I know my colleague Senator Paterson put an extraordinary amount of effort in during the last period of government, when he was chair of this particular committee, to ensure that that bipartisan character was maintained and enhanced, through his work across the aisle, as it were, with members of the then opposition to ensure that they were informed, they were given time to understand issues and bipartisanship was preserved. I think that's a great tribute not just to Senator Paterson, not just to the coalition members of that committee, but also to the Labor members of that committee, and I'm happy to say that.
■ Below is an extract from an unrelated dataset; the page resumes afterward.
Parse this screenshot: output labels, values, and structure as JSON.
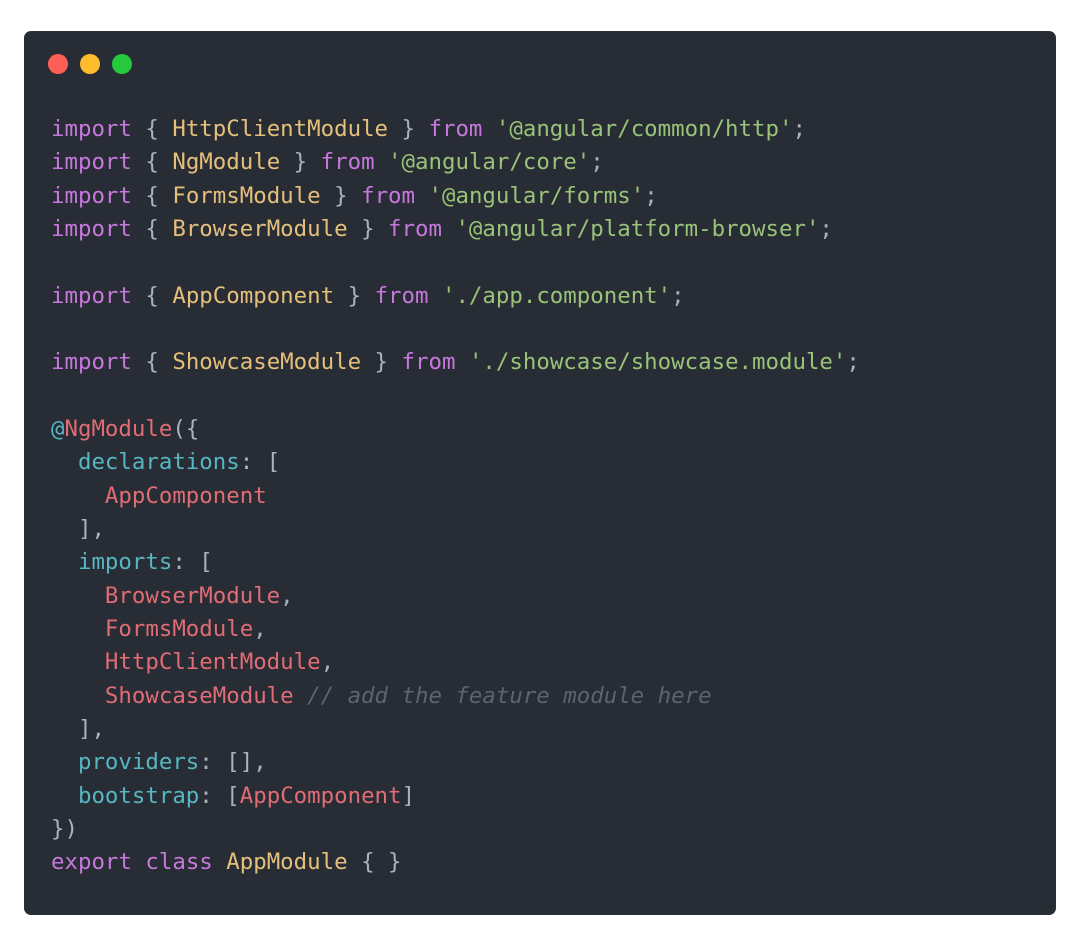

This change, involving no discussion, no debate, no explanation of where it has come from, is, quite frankly, puzzling. It's puzzling. It's disturbing. Why unilaterally seek to change something like this, when you are supposedly a government and an Attorney-General that believe in openness, transparency, consultation? We've heard all these words thrown out by those opposite and, particularly, the Attorney-General. But then, in practice, this is dropped into legislation with no consultation, no discussion, no explanation. So, as Senator Paterson has described, is this about dealing with an internal problem in the Labor Party? If so, that is a disgraceful reason for seeking to change the operation of a committee that goes back well more than a decade—again, with a strongly bipartisan and strongly collegiate approach within that committee. It's not that people sat around and agreed with each other all the time. They didn't. There were significant issues that were strongly debated, from my understanding of the operation of that committee, but it happened within the confines of that committee, and the outcome was that we were able to preserve a bipartisan approach to these very important national security issues.

To think that we now have a unilateral attempt to change that approach, to potentially undermine that committee, to wreck that bipartisanship, is a severe reflection upon the Attorney-General and upon the government. It is not an approach that we would like to see taken by this government. It was with great seriousness, I'm sure, that the coalition members of that committee handed down the first dissenting report in—I think Senator Scarr said—17 years. Coalition members of that committee would not have done that unless they believed that this was a serious risk to the future operation of that committee and of the bipartisan consensus on national security.

I honestly don't believe that the government is still persisting with this change to the PJCIS's membership. I sincerely hope that, behind closed doors, in the minister's office, in the Attorney-General's office, they are reconsidering this and will withdraw these amendments at an appropriate time during the committee stage. It passes belief that we would see this kind of approach to these kinds of deliberations of this parliament, about one of its very important committees.

One of the key points that we need to highlight is the question on notice that Senator Paterson submitted to the Attorney-General's Department asking whether shadow ministers, crossbenchers and Commonwealth officials had been consulted on the change. In response, the Attorney-General's Department disclosed that it:

… did not consult with or advise non-government parliamentarians on the proposed changes to the membership and composition of the Committee.

This measure was a recommendation of Government.

So there was no consultation with shadow ministers, crossbenchers or Commonwealth officials. It's an extremely odd way of proposing a change to a joint committee. Again, for those following along at home: this is a joint committee, set up between the House of Representatives and the Senate. It had had a long history of bipartisan and collegiate work over a long period of time, 17 years, without either side needing to produce a dissenting report, until this change was lobbed on the committee from on high, from the Attorney-General's office, with no cogent explanation as to why the change to the membership rules of that committee is required. I think it's incumbent, as we continue to move through this bill, that that explanation is made at some point. I don't see what that explanation could possibly be that would justify the change. If it is merely to satisfy internal Labor political issues, then I think that's an absolute disgrace.